Andrzej Pruszkowski (na zdj.) został odwołany z funkcji wiceprzewodniczącego Sejmiku Województwa Lubelskiego. Za wnioskiem o odwołanie głosowało 19 radnych. Przeciwko było 13.
Cała sesja sejmiku była bardzo burzliwa. Poszło o poprzednią sesję zwołaną 20 lutego z inicjatywy klubów Platformy Obywatelskiej i Polskiego Stronnictwa Ludowego. Podczas niej debatowano nad między innymi nad planowanymi zmianami samorządowej ordynacji wyborczej w wyborach do samorządów. W lutowej nadzwyczajnej sesji nie wzięli udziału radni Prawa i Sprawiedliwości.
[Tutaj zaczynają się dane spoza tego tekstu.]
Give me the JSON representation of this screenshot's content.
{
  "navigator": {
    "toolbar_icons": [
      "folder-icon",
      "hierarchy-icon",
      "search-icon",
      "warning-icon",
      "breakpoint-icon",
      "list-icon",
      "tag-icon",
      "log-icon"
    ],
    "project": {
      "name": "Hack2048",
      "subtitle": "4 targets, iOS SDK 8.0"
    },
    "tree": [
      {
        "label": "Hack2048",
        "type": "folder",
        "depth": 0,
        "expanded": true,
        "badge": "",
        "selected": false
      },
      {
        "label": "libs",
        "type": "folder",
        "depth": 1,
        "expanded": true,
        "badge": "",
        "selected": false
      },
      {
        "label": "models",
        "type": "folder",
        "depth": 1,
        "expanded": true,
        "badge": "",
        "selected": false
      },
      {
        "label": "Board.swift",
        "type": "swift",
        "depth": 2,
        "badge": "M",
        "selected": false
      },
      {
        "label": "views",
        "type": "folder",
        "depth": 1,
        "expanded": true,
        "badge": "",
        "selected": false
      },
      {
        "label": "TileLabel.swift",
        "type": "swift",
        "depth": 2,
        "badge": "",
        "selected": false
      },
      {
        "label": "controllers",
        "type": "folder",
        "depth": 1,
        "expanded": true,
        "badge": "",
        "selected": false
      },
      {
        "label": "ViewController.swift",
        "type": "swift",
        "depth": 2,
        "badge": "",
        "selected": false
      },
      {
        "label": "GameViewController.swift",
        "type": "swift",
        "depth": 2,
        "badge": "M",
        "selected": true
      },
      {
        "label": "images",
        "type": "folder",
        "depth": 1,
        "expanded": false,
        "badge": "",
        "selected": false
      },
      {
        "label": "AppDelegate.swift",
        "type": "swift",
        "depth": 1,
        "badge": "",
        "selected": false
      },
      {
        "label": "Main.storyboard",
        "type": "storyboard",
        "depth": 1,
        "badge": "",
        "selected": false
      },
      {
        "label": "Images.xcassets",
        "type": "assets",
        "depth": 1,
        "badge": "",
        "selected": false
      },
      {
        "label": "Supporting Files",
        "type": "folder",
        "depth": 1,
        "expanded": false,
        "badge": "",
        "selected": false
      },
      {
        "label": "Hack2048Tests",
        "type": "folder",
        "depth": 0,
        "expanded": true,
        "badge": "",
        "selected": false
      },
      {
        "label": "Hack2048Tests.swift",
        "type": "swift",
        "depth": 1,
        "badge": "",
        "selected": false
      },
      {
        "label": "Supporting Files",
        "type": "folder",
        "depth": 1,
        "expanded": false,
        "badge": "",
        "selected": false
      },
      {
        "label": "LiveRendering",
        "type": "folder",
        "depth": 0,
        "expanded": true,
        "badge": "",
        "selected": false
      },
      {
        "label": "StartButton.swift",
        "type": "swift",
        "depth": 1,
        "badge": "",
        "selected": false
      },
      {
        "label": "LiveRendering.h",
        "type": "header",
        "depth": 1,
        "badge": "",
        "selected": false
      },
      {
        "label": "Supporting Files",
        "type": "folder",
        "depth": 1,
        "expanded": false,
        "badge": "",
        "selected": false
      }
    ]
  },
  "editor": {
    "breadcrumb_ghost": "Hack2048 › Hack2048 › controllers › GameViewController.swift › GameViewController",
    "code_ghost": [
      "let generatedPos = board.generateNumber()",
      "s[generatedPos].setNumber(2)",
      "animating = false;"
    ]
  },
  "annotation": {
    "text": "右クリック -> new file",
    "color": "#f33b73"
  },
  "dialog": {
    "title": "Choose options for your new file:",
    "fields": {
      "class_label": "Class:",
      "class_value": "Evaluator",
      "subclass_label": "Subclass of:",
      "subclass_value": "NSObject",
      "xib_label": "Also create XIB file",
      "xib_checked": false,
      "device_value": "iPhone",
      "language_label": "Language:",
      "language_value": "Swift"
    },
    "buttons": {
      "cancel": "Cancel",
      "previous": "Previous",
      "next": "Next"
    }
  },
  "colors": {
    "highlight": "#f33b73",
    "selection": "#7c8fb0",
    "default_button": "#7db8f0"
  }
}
Radni PiS kwestionują legalność ówczesnego spotkania. Chodzi o to, że według nich sejmik we wspomnianym dniu nie debatował nad jakąkolwiek sprawą opisaną w ustawie o samorządzie województwa. Ponadto nie dostarczono radnym żadnego projektu, nad którym odbyłoby się później głosowanie. Z tych względów radni PiS chcieli unieważnienia poprzedniego spotkania sejmiku.
– To była polityczna hucpa – mówi wiceprzewodniczący sejmiku, radny PiS, Andrzej Pruszkowski. – Protestujemy przeciwko wykorzystywaniu środków publicznych, Państwa pieniędzy do organizowania wieców partyjnych. Chcemy zwrócić uwagę, że nie każde zebranie, które jest zwołane gdziekolwiek, przez kogokolwiek, w jakiejkolwiek sprawie, może być uznawane za spotkanie danego organu. W przypadku sesji mówimy o zebraniach, które zwołuje się w celu realizacji istotnych zadań przypisanych danej jednostce samorządu terytorialnego i w sposób prawem opisany, a nie zwołujemy wiec partyjny i udajemy, że jest to posiedzenie sejmiku.
Unieważnienia jednak nie było. Zamiast tego koalicja PO-PSL złożyła wniosek o odwołanie Andrzeja Pruszkowskiego z funkcji wiceprzewodniczącego. – Pan Pruszkowski swoją wypowiedzią obraził wszystkich samorządowców, dlatego że zasada pomocniczości i solidarności zawsze obowiązywała. Myślę, że pan radny w ogóle nie rozumie idei samorządności – stwierdził marszałek Andrzej Sosnowski.